Additionally, Kenny believes many people don’t realize that it costs money to be homeless. Staying in a shelter isn’t always free.

“The homeless before were having a hard enough time even getting in to shelter, now they gotta pay $70 a week,” he exclaimed.

“$100— 20 bucks a night,” Smith interjected.

“Look at how many homeless people are out here. Look at the ratio to the shelters,” he said. “There’s a problem in this city. Something needs to be done about it.”

Billy and Jerrald

Jerrald has lived in Savannah for 22 years, having made himself a place under the Truman outside the encampment with his friend Billy. Then, because of the people living under the other side of the bridge, he and Billy were ordered to leave.

They were given a paper announcement, telling them that they could not stay where they were. They had only weeks to pack up their things and find a new place to live.

This is what they want you to know.

“I don’t understand half of what’s going on around here,” Jerrald said.
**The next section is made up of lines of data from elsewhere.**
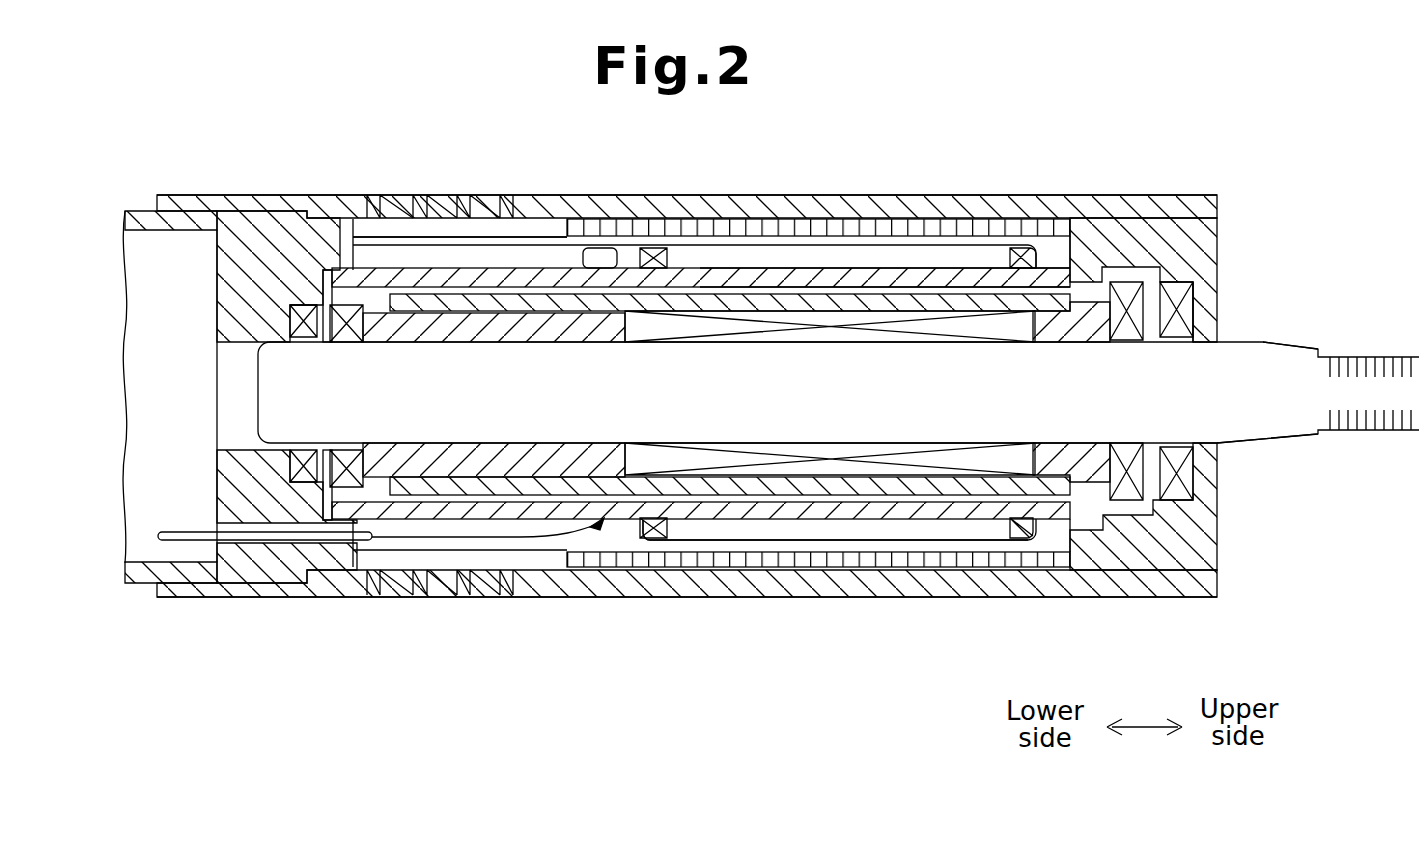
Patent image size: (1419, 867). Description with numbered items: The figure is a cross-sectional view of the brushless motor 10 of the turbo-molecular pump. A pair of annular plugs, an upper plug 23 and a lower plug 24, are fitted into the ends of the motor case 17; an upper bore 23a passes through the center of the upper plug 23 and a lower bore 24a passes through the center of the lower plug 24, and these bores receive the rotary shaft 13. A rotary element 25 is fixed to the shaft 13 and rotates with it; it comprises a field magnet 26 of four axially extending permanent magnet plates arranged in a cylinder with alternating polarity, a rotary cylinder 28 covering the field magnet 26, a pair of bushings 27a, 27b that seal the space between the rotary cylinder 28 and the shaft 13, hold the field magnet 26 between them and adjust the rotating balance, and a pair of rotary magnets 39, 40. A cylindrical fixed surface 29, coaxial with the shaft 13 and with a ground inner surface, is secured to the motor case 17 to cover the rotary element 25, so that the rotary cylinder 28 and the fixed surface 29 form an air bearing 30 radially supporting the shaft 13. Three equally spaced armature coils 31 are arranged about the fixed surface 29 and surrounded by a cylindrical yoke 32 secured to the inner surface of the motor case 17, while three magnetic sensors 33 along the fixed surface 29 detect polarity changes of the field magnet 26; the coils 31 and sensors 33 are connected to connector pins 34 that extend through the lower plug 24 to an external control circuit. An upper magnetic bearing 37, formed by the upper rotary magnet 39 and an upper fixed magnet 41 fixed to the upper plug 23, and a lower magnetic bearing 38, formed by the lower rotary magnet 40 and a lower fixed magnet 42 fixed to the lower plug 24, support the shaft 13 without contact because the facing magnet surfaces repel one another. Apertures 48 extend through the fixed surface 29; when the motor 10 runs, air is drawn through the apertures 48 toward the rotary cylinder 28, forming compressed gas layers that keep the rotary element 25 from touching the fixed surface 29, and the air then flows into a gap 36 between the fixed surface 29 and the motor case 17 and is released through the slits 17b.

The motor 10 is at (1182, 191).
The rotary shaft 13 is at (1290, 348).
The motor case 17 is at (1117, 193).
The slits 17b is at (377, 195).
The upper plug 23 is at (1218, 538).
The upper bore 23a is at (1218, 428).
The lower plug 24 is at (225, 486).
The lower bore 24a is at (229, 438).
The rotary element 25 is at (640, 487).
The field magnet 26 is at (838, 345).
The upper bushing 27a is at (1062, 345).
The lower bushing 27b is at (505, 345).
The rotary cylinder 28 is at (780, 312).
The fixed surface 29 is at (761, 272).
The air bearing 30 is at (817, 262).
The armature coils 31 is at (880, 262).
The yoke 32 is at (734, 232).
The magnetic sensors 33 is at (597, 244).
The connector pins 34 is at (202, 536).
The gap 36 is at (540, 248).
The upper magnetic bearing 37 is at (1197, 309).
The lower magnetic bearing 38 is at (286, 323).
The upper rotary magnet 39 is at (1127, 344).
The lower rotary magnet 40 is at (342, 346).
The upper fixed magnet 41 is at (1172, 344).
The lower fixed magnet 42 is at (298, 342).
The apertures 48 is at (679, 244).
He insisted he needed more time.

“Bill spent two days looking for a storage room here in Savannah and there wasn’t one open. It’s kind of hard to put stuff in storage when you can’t find a storage room,” Jerrald explained.

There were several other barriers to finding a new place, including documents that Jerrald and Billy had lost during their years without housing.

“I’m a homeless vet— he’s a homeless vet too but he can’t get ahold of his paperwork,” Billy said. “We consider ourselves brothers because we both served. Brothers take care of each other.”

The City of Savannah has a housing project where they build tiny houses for veterans to live in. However, many of the homeless community in Savannah feel there is a catch to it.

The houses are small and there are only so many available for the homeless veterans living in the area. There are over 200 homeless veterans in Chatham County, according to the Tiny House Project. Phase 1 of the project has housed 23 veterans.

Within the homeless community, there is also a difference between those who have been homeless for a longer period of time versus a shorter period of time.

“There’s supposed to be an unspoken law— that the homeless is supposed to help the homeless,” Billy said. “Help your brother, help your sister that’s out here.”

The four hope that by sharing their experiences they will be able to alert those who are part of the Savannah community to the plight of the homeless in the area.